Creating Certificates and Keys for TLS Authentication

If you already have a server certificate that has been signed by a trusted third-party Certificate Authority (CA), then you do not need create a self-signed server and client certificate.

Ensure that OpenSSL is installed on the Linux instance to create the required certificates.

To create the certificates and keys:

1. On the Linux instance, run the following command to create a CA certificate and a private key for the certificate.

   openssl req -x509 -sha256 -newkey rsa:2048 -keyout iap-ca.key -out iap-ca.crt -days 356 -nodes -subj '/CN=IAP Certificate Authority'

   Note: If you already have a CA certificate and a private key, then you can skip this step.

2. On the Linux instance, create a server certificate and a private key that have been signed using the private key of the CA created in step 1.

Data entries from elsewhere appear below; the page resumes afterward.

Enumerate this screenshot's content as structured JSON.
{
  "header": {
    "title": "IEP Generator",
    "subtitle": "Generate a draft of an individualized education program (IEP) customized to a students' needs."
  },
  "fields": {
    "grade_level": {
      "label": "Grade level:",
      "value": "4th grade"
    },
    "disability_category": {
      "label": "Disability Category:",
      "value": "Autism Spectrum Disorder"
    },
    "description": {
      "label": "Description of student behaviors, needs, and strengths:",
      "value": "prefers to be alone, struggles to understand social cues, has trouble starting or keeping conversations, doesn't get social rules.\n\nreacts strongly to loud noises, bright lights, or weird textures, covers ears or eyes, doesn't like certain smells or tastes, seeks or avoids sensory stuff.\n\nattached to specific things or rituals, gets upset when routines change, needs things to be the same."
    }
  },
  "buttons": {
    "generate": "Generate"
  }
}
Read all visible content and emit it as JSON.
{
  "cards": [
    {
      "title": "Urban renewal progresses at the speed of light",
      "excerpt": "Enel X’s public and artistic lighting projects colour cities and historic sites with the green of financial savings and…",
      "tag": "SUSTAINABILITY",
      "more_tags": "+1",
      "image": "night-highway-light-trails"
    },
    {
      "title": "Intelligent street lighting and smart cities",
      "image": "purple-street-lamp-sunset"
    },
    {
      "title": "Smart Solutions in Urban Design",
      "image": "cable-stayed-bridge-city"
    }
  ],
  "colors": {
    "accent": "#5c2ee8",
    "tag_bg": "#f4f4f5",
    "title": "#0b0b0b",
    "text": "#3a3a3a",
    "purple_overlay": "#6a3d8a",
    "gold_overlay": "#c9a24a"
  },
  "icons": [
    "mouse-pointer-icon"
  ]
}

   openssl req -new -newkey rsa:2048 -keyout iap-wildcard.key -out iap-wildcard.csr -nodes -subj '/CN=*.example.com'

   openssl x509 -req -sha256 -days 365 -in iap-wildcard.csr -CA iap-ca.crt -CAkey iap-ca.key -set_serial 04 -out iap-wildcard.crt

   Ensure that you specify a wildcard character as the subdomain name in the Common Name (CN) of the server certificate. This ensures that the same server certificate is valid for all the subdomains of the given domain name.

   For example, consider that you have separate hostnames for the production and staging environments, prod.example.com and staging.example.com. By specifying a wildcard character in the Common Name of the server certificate, you can use the same server certificate to authenticate prod.example.com and staging.example.com.

3. Copy all the certificates to a common directory.

   For example, create a directory named iap-certs and copy all the certificates that have been created to this directory.